Got a bassoon?

…plus a string quartet?

Several many years ago, I started a project called The 24-Hour Project, the purpose of which was to get me off my ass and compose something — anything — and not worry about it.

The way it worked was that you would email me three numbers. The first number (1–5) was one of the five books of poetry I had pulled off the shelf to be our source material, and the second two numbers were the page number and the line number of a poem. I’d take that line/fragment, announce it on my blog, give myself 24 hours (defined as “by midnight of the following day”) to set it to music for baritone soloist and usually a piano, and then post it on the blog.

And that was it: Just the one phrase, wham/bam and don’t worry about perfecting it or making it a complete work, just those few measures of music that started but definitely didn’t finish.

It went very well, and more than a couple of those fragments went on to become full-blown pieces, foremost of which is the “Pieces for Bassoon & String Quartet.”

Here’s how it started: https://www.dalelyles.com/2009/05/23/24-hour-challenge-3/

And here’s what it turned into:

Pieces for Bassoon & String Quartet (2010)

I. Waltz | score [pdf] | mp3

II. Threnody | score [pdf] | mp3

III. Dialog | score [pdf] | mp3

I’m most fond of the third movement, in which the string quartet just doesn’t quite get that the bassoon is in a mood — they take each of his outbursts and turn them into charming mini-pieces, which alienates him further and further until he finally just gives up. Finally his compatriots recognize that he needs some support/attention/whatever, so they entice him into the fold again. The movement ends with a vigorous coda in unison.

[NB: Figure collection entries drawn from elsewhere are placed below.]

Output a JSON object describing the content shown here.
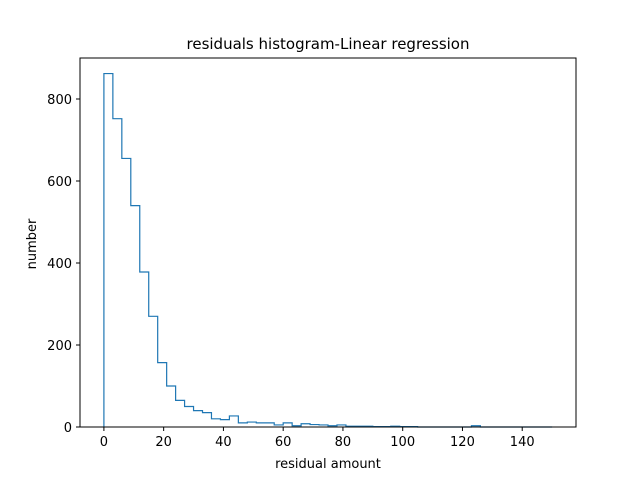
{
  "chart_data": {
    "type": "bar",
    "histtype": "step",
    "title": "residuals histogram-Linear regression",
    "xlabel": "residual amount",
    "ylabel": "number",
    "xlim": [
      -8,
      158
    ],
    "ylim": [
      0,
      900
    ],
    "xticks": [
      0,
      20,
      40,
      60,
      80,
      100,
      120,
      140
    ],
    "yticks": [
      0,
      200,
      400,
      600,
      800
    ],
    "grid": false,
    "color": "#1f77b4",
    "bin_edges": [
      0,
      3,
      6,
      9,
      12,
      15,
      18,
      21,
      24,
      27,
      30,
      33,
      36,
      39,
      42,
      45,
      48,
      51,
      54,
      57,
      60,
      63,
      66,
      69,
      72,
      75,
      78,
      81,
      84,
      87,
      90,
      93,
      96,
      99,
      102,
      105,
      108,
      111,
      114,
      117,
      120,
      123,
      126,
      129,
      132,
      135,
      138,
      141,
      144,
      147,
      150
    ],
    "values": [
      862,
      752,
      655,
      540,
      378,
      270,
      157,
      100,
      65,
      50,
      40,
      35,
      20,
      18,
      27,
      10,
      12,
      10,
      10,
      5,
      10,
      3,
      8,
      6,
      5,
      3,
      5,
      2,
      2,
      2,
      1,
      1,
      2,
      1,
      1,
      0,
      0,
      0,
      0,
      0,
      0,
      3,
      0,
      0,
      0,
      0,
      0,
      0,
      0,
      0
    ]
  }
}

Fun note: When A Christmas Carol turned out to be such a hit 45 years ago, I decided I could keep going and compose a couple of other holiday classics so we could rotate them, and for some reason I settled on Hans Christian Andersen’s “The Little Match Girl” as my next project. The only number I even started on was a song for the girl’s dead grandmother to sing to her as she freezes to death. (I know, right?) “In my arms there is no cold — come warm your soul with me forever,” and that’s the fourth mini-piece in the third movement.